Hello @julioborhidan I forwarded your question to Dr. Dearani's team. While we can't diagnose a medical condition via this platform, if you could send your medical records to Dr. Joseph Dearani, he can review and make a recommendation based on those records. You may call 1-507-255-2000 or mail to Dr. Joseph Dearani at Mayo Clinic, 200 1st Street SW, Rochester, MN 55905. Thank you.


Posted by @julioborhidan, Oct 13, 2016

Hy . Thank you.. do you have a email adress?


Posted by @deannaconstans, Oct 17, 2016

@julioborhidan - I will check on the appropriate email and respond back to you.


Posted by @dorothyma3, Oct 15, 2016

What kind of experiences and data do both of you have about donor tissue valve replacements?
If a 1 year old has had both tricuspid valve AND pulmonary valve replacements done at 18 months old what would your future treatment concerns be?
Could you explain why having both replacement valves may be favorable, or even why it isn't favorable to have both replacements compared to other surgical repairs?

Thank you!


Posted by @colleenyoung, Oct 16, 2016

Welcome to Connect, @dorothyma3. What a beautiful profile image of you with your babies.

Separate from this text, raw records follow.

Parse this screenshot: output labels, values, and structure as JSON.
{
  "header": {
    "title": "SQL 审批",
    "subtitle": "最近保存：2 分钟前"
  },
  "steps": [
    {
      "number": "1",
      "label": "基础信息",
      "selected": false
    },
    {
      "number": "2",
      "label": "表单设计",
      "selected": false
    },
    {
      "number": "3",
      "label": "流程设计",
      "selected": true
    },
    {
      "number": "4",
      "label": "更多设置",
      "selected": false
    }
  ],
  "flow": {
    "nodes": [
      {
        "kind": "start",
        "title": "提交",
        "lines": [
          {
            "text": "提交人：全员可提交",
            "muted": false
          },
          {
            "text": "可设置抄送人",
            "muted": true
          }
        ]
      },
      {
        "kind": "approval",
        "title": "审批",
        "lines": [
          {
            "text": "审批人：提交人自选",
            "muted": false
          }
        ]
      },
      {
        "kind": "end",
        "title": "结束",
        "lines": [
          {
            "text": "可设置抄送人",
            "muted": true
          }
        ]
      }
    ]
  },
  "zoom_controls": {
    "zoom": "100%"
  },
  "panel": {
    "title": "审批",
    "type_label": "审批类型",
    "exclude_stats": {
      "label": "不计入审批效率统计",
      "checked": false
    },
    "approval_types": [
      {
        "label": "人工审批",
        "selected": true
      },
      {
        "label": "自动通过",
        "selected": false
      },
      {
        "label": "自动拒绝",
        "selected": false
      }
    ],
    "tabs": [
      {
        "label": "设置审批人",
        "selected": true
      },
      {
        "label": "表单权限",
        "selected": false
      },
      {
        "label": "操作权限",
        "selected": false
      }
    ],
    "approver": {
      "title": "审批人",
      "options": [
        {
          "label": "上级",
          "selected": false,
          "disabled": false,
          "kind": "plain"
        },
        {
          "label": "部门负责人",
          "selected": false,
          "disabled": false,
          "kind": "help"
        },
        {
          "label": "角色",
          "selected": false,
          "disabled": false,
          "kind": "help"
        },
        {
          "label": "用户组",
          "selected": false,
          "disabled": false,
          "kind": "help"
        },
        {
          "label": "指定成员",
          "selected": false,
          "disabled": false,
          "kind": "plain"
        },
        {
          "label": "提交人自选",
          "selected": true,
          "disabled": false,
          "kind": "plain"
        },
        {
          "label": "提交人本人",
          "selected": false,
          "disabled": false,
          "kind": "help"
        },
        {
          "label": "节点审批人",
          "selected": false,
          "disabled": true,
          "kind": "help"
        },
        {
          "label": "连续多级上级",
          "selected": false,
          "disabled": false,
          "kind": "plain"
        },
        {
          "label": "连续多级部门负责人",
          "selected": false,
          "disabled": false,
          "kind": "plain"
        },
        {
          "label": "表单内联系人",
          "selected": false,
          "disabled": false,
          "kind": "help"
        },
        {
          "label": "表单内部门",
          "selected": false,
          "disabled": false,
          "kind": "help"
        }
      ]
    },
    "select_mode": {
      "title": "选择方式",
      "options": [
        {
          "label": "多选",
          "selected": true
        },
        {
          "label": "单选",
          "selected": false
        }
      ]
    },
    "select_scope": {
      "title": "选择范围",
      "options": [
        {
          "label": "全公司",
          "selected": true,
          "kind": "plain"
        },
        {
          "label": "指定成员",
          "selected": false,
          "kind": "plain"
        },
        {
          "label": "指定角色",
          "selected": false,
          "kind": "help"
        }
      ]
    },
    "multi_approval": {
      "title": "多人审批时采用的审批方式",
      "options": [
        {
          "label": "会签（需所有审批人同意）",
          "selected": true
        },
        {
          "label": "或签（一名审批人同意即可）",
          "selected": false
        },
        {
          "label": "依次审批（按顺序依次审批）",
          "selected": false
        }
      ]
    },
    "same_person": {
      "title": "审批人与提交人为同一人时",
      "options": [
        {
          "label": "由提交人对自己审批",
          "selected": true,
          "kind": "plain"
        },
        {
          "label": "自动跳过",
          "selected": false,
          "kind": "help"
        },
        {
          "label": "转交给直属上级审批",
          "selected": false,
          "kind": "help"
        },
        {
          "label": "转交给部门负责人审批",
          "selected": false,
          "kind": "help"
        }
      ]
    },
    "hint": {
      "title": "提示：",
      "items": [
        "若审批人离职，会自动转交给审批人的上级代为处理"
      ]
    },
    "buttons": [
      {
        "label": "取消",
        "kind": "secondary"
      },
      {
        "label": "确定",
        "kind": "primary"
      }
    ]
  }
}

I'm trying to understand the timeline of your question. Your child had a tricuspid valve and pulmonary valve replacements done at 18 months old. How old is your child now? What was done at 1 year old?

While we can't speak to an individual's medical condition on Connect, your opening and closing questions can be addressed in general. @deannaconstans will forward them to Dr. Dearani. Thank you!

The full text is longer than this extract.